Working Group 3: Machine Learning
WG3 is developing the computational and data infrastructure that makes FETCH4 observational and modeling advances scalable, interpretable, and operational. This group focuses on building reduced-order models, satellite-based proxies, and data assimilation systems that connect methane observations to the processes governing atmospheric oxidation across both the modern era and Earth’s past.
Comprehensive chemistry-climate models provide the most complete description of methane-OH interactions, but their computational cost limits their use for rapid hypothesis testing, uncertainty quantification, and data assimilation. WG3 addresses this bottleneck by developing physically interpretable machine learning emulators that reproduce the behavior of full chemistry-climate models at a fraction of the computational expense. Using output from coupled chemistry-climate simulations, WG3 has developed the first linear inverse model (LIM) of a global chemistry-climate system, trained on the GFDL-CM3 model. This emulator captures spatiotemporal variability in OH and provides a computationally efficient framework for chemical data assimilation and sensitivity analysis.
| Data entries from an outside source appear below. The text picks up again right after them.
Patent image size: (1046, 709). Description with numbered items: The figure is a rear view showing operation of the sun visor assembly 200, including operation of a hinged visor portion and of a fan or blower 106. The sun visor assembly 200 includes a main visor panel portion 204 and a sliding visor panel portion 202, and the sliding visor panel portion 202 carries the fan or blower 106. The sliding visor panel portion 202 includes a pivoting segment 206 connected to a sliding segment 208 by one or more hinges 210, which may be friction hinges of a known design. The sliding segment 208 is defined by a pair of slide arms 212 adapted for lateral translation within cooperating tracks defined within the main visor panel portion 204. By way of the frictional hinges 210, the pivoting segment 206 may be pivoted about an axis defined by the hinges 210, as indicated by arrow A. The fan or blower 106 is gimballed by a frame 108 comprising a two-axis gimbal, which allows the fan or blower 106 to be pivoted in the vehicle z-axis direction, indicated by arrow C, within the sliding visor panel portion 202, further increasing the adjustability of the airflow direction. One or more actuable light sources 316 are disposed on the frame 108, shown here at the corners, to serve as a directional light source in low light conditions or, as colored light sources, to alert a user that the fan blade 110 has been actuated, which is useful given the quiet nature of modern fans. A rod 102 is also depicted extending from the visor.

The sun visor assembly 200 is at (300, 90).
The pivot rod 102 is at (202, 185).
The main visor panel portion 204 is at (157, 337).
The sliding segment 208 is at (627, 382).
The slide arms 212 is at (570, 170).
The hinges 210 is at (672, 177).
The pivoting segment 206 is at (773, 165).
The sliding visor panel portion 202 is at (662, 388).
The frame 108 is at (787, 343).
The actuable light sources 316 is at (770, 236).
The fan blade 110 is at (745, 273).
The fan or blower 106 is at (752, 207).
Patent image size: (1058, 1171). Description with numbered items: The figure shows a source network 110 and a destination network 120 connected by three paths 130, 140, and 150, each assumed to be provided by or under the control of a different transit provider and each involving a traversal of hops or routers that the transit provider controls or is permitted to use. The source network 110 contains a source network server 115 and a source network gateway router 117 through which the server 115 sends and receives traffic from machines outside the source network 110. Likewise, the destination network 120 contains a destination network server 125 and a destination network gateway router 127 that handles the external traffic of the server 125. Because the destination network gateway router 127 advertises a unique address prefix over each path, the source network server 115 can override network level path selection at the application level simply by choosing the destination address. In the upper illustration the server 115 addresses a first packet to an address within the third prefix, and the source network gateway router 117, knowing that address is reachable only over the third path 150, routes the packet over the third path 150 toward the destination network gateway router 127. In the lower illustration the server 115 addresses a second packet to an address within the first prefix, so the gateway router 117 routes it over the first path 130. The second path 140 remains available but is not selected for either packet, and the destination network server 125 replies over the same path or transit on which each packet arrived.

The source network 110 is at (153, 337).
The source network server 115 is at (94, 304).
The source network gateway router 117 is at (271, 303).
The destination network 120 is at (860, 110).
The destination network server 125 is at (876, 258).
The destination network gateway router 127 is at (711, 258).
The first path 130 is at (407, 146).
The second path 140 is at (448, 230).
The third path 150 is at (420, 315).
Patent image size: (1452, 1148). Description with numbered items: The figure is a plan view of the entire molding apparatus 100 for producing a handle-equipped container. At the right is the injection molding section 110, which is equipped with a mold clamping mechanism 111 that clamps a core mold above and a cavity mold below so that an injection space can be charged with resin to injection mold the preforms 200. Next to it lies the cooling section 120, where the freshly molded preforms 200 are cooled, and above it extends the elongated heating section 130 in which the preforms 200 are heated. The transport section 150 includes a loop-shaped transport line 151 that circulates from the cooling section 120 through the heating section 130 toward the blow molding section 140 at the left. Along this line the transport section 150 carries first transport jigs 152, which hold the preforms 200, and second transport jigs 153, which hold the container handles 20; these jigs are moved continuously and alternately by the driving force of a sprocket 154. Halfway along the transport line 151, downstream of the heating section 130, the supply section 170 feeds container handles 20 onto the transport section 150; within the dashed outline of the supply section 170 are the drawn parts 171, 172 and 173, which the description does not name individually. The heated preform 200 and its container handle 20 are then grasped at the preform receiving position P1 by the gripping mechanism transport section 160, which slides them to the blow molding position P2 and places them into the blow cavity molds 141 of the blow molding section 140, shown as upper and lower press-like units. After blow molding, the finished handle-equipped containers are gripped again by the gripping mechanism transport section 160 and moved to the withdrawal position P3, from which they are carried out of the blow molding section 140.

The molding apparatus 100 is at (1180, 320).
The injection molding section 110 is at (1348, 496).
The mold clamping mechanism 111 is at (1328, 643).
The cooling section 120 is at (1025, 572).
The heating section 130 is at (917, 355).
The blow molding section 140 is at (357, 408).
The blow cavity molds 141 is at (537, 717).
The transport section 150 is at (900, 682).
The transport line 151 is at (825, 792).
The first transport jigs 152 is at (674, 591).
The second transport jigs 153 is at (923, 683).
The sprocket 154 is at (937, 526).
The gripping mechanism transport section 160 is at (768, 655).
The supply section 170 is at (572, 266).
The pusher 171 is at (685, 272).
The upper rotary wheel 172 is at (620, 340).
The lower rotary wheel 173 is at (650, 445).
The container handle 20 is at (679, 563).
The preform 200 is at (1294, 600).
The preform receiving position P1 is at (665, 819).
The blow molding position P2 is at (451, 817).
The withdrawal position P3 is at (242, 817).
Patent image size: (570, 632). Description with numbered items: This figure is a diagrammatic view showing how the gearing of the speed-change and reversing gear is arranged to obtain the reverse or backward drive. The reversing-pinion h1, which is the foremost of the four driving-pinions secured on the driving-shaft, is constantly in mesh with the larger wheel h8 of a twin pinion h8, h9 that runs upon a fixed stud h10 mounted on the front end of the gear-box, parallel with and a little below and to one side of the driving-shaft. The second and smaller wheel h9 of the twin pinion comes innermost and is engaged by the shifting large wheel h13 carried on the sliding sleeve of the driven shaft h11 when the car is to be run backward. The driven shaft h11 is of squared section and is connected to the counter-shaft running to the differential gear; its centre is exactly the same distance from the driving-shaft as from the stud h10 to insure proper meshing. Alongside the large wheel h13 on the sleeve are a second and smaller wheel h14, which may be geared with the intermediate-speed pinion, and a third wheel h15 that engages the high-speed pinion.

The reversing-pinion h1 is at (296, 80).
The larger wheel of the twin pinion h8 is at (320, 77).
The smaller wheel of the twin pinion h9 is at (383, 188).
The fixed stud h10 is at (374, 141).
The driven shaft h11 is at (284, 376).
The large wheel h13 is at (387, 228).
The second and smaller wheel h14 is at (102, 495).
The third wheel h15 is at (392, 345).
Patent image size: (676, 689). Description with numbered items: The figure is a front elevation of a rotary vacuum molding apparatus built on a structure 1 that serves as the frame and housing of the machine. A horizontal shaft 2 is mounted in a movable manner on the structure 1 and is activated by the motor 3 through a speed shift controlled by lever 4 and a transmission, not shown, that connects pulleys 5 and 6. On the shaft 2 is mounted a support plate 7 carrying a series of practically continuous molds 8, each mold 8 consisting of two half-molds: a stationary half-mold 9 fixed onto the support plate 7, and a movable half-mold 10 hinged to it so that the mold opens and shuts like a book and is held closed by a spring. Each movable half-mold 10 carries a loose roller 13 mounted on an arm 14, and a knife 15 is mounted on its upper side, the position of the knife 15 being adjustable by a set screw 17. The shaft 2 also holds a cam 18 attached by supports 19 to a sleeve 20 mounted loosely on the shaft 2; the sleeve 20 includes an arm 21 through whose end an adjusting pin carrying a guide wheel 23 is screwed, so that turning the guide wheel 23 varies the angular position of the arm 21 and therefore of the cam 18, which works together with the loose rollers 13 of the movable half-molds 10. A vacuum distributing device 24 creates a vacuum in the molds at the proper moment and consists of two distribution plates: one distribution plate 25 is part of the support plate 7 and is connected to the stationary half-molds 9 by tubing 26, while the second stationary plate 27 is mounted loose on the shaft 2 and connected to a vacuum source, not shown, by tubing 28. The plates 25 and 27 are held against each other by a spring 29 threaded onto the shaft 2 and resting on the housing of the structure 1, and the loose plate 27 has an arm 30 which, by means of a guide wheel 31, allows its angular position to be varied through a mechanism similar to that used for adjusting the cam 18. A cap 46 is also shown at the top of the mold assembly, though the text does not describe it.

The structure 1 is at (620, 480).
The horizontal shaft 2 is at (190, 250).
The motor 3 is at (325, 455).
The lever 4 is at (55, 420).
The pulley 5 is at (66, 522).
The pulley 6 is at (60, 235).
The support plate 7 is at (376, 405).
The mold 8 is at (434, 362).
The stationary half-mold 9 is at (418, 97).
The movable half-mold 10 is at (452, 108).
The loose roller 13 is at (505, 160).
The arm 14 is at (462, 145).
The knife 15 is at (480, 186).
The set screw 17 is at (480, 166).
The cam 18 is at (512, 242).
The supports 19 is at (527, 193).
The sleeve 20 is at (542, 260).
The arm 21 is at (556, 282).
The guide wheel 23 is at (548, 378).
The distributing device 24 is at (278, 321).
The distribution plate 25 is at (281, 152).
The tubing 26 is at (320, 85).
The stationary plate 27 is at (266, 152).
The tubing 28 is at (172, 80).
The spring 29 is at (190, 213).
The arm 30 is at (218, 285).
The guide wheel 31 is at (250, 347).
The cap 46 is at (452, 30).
A major focus of WG3 is constraining atmospheric oxidation using satellite observations. The group is developing satellite-based proxies for OH and related oxidants using multispectral and trace-gas observations, building on recent work that links satellite-retrieved chemical tracers to large-scale OH variability. These efforts provide independent, observation-driven constraints on the oxidative capacity of the atmosphere and help bridge the gap between sparse in situ measurements and global model simulations. In parallel, collaborators at NASA JPL are developing chemical data assimilation systems to produce OH reanalysis products that integrate satellite observations with chemistry-climate models, providing a dynamically consistent view of oxidant variability.
Beyond the modern era, WG3 is extending these tools to paleo applications. Inversions and reduced-order models are being used to interpret ice core methane records and to explore how variability in methane sources and sinks, including OH, can generate the patterns observed in preindustrial and glacial-interglacial methane records. This work spans multidecadal variability in the late Holocene through longer-term changes over the Pleistocene, providing a framework for linking ice core observations to the underlying dynamics of the methane cycle.
Together, these efforts position WG3 as the computational backbone of FETCH4, enabling synthesis of observations, models, and theory to understand methane and atmospheric oxidation across timescales ranging from years to hundreds of thousands of years.